Produced water typically contains large amounts of dissolved monovalent and divalent salts and other types of ions. Some of the ions present in produced water interfere in the formulation of traditional crosslinking fracturing fluids, and that creates a need in certain systems to mix produced with fresh water in specific percentages. The guar-based system discussed in this paper allows for 100% produced water reuse without filtering or treatment, representing a major environmental breakthrough in fresh water preservation. The new fluid system is a specially formulated bio-polymer crosslinking system that is not affected by produced or inconsistent water quality normally associated with fracturing applications.

The proven robust fracturing fluid system can process 100% untreated produced or flowback water with salt concentration in excess of 300,000 parts per million (ppm), between 5,000 to 30,000 ppm of divalent ions, and greater than 400 ppm of boron and 185,000 ppm of chlorides. The thermal stability of the system is proven to be unaffected by bottomhole temperatures ranging from 120°F to 300°F. The rheological profiles presented illustrate the performance of the fracturing fluid system: It yields higher viscosities than an equivalent traditional borate crosslink fluid system in fresh water. Well treatment results indicate that the bi-polymer system can be accelerated or delayed with proppant carrying/suspending properties comparable to a traditional crosslink system.
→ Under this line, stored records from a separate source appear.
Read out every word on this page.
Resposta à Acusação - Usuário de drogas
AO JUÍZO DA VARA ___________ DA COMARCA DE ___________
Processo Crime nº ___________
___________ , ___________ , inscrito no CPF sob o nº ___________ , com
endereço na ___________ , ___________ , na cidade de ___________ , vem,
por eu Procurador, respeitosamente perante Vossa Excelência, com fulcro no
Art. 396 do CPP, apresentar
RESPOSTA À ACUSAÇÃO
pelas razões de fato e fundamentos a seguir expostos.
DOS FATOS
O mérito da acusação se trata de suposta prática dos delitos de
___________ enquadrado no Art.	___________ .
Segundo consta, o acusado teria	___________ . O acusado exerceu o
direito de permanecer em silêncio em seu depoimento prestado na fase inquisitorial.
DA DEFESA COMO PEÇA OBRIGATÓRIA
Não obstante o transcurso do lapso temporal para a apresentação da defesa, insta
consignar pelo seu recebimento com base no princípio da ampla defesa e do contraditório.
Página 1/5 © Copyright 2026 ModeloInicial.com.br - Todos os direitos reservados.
Permeability tests demonstrate the benign non-damaging nature of the new system that directly represent actual field data with enhanced scale tendency reduction.

In summary, this paper comprehensively reviews the benefits of a robust fracturing fluid that can use 100% produced or flowback instead of freshwater for fracturing operations; that should become the norm as we move into a more environmental friendly paradigm.